Les partenaires du secteur santé, les bailleurs de fonds ainsi que les autorités nationales doivent évidemment tirer les leçons de cette épidémie, revoir les aspects institutionnels pour mettre en place un système de santé plus fort et plus résilient. Le fait que la Guinée ait disposé d’un organe dédié à la gestion des crises sanitaires et catastrophes a été essentiel, salutaire et a permis d’organiser au mieux la riposte : ce Comité national de crise sanitaire, le seul organe mis en place par l’État depuis 2007 pour faire face à ce type de crise, et qui comprend des cadres nationaux et des partenaires du secteur santé traditionnels (OMS, Unicef, UNFPA, MSF, Terre des Hommes, etc.) doit être renforcé. Si nous en avons trop peu parlé dans le cadre nécessairement restreint de cette contribution, il ne fait aucun doute qu’il montrera toute son utilité lors d’éventuelles futures crises sanitaires. En la matière, enfin, cette épidémie a confirmé que le rôle du politique est déterminant et son implication au plus haut niveau le garant de la réussite : l’engagement personnel du chef de l’État guinéen dans la gestion de l’épidémie d’Ebola en atteste.

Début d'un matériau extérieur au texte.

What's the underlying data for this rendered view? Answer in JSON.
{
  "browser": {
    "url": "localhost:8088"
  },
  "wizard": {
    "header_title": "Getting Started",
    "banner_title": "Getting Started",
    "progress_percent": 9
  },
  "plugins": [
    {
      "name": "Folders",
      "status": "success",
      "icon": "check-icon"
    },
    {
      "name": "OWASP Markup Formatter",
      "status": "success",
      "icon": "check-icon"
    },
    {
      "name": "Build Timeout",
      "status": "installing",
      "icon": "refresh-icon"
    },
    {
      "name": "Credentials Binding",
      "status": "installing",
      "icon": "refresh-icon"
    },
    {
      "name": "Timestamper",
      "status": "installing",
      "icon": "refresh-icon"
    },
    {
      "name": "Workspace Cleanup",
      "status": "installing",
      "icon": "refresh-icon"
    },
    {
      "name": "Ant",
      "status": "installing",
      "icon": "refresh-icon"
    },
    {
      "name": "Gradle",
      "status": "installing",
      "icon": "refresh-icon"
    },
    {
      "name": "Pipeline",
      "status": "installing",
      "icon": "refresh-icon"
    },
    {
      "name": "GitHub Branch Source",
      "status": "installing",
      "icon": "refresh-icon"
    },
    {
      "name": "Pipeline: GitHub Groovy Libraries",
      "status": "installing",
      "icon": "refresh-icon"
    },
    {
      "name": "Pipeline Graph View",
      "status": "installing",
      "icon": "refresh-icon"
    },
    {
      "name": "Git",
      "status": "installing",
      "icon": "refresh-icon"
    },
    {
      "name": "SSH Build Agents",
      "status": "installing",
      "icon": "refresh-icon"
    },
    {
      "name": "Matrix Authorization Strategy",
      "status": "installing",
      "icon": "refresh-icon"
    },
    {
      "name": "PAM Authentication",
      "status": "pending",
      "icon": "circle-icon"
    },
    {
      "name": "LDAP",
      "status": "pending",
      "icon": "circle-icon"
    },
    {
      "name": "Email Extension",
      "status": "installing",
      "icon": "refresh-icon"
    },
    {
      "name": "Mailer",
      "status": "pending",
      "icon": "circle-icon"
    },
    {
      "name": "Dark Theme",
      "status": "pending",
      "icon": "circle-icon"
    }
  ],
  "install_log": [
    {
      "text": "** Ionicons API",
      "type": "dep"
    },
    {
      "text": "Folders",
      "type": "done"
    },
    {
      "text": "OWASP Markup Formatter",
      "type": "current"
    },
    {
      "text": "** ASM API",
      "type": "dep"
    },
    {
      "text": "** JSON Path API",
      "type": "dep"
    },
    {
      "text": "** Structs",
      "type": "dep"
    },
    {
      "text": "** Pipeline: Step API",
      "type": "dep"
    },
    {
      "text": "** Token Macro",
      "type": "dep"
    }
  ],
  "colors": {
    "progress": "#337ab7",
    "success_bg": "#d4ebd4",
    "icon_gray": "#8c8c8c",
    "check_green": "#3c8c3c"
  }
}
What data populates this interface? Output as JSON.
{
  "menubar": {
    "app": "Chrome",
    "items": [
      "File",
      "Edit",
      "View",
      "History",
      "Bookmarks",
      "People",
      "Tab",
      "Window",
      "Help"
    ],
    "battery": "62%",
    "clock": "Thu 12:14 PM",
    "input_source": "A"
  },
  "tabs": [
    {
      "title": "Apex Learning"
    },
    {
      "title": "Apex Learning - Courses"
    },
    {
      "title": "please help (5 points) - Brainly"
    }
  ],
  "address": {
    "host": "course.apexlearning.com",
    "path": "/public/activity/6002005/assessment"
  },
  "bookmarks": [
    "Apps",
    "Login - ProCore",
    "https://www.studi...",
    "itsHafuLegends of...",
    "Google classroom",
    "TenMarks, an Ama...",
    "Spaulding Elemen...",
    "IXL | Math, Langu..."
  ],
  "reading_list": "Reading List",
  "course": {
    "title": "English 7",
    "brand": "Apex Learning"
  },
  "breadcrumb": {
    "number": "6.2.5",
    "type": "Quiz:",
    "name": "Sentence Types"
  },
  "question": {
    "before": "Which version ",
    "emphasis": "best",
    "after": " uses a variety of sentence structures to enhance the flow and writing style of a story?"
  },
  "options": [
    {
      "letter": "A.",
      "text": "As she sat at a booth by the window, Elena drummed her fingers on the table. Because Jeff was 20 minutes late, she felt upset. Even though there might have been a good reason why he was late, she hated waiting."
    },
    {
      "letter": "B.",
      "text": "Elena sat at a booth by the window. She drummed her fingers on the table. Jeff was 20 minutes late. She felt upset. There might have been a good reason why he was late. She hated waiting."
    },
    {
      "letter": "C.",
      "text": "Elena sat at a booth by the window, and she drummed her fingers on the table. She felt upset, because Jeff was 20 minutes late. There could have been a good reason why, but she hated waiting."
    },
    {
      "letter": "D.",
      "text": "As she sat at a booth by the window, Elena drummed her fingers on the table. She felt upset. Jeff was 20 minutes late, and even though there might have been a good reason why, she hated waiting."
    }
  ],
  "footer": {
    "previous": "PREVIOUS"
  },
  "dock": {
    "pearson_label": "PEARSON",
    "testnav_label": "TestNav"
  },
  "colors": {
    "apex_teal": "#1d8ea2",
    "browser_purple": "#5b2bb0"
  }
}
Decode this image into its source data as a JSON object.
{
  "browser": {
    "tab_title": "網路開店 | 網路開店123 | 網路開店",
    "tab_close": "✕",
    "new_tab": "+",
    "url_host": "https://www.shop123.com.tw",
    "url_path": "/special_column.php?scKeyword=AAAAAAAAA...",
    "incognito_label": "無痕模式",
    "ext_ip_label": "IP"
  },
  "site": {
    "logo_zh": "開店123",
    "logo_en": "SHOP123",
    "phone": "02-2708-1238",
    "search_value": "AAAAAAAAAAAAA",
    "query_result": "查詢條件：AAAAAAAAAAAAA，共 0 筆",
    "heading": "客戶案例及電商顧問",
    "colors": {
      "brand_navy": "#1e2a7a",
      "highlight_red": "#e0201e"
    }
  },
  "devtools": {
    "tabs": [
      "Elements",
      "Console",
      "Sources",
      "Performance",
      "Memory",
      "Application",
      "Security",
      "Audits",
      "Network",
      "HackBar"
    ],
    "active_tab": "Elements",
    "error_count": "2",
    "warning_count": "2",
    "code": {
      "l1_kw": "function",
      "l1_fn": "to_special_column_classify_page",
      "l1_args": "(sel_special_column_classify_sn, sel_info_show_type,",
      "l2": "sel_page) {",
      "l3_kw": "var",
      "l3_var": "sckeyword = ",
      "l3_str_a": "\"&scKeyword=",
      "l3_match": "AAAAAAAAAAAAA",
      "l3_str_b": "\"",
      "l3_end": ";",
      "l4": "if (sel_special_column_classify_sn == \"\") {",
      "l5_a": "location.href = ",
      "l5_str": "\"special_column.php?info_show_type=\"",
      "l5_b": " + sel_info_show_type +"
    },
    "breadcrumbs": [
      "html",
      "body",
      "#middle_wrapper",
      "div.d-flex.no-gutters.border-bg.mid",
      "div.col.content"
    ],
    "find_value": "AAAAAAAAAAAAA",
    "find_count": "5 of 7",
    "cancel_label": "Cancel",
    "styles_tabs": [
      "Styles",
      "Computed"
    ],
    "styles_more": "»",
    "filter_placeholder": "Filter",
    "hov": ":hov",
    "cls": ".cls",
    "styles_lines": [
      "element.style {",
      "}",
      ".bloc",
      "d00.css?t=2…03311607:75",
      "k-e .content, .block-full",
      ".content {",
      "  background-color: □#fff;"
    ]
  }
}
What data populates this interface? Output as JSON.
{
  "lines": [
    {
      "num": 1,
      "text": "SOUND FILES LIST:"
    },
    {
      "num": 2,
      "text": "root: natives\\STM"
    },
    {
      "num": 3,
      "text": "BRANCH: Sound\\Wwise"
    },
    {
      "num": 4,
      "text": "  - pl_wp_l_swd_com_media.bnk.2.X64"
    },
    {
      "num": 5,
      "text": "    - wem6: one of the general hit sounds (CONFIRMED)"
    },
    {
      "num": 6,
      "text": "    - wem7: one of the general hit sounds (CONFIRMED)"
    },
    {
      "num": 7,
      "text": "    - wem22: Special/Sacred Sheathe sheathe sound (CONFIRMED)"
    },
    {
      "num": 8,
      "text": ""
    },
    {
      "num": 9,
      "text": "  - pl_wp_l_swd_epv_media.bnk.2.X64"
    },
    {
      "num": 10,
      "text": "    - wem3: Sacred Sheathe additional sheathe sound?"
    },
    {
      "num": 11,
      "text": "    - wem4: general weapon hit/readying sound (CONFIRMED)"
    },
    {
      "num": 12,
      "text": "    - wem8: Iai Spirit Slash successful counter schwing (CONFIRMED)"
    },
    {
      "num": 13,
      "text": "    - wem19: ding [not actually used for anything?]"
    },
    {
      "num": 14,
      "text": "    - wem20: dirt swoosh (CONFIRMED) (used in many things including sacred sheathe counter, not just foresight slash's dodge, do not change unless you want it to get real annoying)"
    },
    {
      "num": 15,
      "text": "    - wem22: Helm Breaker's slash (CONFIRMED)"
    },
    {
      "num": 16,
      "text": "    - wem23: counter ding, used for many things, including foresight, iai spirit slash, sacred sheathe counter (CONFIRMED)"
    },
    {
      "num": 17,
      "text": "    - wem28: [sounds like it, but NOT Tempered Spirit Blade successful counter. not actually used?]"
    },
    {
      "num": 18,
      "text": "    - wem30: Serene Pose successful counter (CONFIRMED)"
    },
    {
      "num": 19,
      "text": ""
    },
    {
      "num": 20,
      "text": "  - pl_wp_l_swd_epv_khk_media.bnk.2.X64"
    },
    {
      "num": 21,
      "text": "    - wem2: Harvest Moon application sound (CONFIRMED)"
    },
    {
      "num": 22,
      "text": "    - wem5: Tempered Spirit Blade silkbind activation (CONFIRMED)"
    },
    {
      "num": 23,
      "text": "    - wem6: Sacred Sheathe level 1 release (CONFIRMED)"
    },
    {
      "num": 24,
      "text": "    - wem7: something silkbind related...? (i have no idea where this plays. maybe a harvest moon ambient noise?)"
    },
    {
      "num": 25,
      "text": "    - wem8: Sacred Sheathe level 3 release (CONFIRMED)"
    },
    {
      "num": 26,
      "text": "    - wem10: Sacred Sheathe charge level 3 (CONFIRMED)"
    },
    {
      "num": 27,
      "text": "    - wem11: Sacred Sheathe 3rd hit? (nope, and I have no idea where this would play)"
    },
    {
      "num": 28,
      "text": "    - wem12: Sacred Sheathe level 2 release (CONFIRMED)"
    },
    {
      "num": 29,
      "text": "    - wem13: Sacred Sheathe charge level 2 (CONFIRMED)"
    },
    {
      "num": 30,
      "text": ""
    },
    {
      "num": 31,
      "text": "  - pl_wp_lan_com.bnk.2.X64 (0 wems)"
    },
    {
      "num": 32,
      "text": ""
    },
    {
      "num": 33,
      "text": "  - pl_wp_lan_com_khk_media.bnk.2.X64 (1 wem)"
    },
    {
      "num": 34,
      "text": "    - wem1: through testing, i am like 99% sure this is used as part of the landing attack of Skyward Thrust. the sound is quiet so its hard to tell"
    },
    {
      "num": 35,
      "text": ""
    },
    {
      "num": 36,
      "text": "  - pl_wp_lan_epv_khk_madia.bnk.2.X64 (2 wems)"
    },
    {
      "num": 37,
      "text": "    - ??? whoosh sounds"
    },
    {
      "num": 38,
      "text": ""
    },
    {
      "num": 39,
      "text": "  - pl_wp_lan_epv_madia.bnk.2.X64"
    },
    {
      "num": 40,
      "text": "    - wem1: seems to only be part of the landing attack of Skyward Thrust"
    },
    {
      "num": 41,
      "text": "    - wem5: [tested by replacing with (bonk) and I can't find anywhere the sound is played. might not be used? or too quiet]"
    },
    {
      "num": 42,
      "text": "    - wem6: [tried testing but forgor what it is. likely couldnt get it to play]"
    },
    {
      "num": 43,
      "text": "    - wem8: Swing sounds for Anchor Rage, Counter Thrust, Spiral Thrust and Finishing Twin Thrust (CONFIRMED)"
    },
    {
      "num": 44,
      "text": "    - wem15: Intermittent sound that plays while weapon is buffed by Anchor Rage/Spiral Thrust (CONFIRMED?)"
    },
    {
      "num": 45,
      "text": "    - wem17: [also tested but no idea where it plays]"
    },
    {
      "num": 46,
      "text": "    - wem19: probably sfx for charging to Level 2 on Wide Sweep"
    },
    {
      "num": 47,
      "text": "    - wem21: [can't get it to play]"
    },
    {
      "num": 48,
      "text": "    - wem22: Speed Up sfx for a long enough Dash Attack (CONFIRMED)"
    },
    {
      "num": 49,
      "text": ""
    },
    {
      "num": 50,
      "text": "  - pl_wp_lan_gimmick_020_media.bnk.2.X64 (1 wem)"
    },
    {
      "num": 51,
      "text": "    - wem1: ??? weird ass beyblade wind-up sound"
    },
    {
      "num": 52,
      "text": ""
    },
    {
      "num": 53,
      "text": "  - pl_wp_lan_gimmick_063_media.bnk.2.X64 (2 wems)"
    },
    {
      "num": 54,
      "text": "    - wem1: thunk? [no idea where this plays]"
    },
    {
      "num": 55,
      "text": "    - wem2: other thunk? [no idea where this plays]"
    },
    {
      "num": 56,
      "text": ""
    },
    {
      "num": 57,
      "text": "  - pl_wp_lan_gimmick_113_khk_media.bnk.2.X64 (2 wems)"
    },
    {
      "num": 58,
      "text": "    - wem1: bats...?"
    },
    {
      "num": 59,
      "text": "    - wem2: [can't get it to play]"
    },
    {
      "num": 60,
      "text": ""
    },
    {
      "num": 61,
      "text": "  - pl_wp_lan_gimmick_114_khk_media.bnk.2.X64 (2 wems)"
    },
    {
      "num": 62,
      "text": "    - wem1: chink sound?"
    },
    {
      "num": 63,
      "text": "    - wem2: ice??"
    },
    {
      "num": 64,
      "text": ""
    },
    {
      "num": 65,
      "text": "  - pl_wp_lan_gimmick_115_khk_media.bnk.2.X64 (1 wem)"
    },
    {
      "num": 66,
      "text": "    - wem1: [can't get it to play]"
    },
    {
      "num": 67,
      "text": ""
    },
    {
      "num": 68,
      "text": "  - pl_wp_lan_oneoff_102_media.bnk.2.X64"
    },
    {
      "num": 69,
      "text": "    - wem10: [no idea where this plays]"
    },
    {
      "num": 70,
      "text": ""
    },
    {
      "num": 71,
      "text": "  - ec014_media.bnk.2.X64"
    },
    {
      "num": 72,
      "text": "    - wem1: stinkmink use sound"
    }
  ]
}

Nous devons prendre conscience que cette menace n’est pas éteinte et nous organiser au mieux. Il reste également établi que si cette épidémie est survenue naturellement, elle pourrait tout aussi bien être provoquée accidentellement ou intentionnellement. L’existence de la Convention sur l’interdiction des armes biologiques est à cet égard très importante et il devient urgent qu’un maximum d’États y adhère afin de participer activement aux débats internationaux, d’être mieux informés et de se protéger. Alors que nous, pays en développement, ne disposons d’aucun moyen de production d’armes biologiques, nous sommes les plus exposés en raison de nos faibles capacités de prévention et de riposte. La communauté internationale doit devenir notre garant en la matière.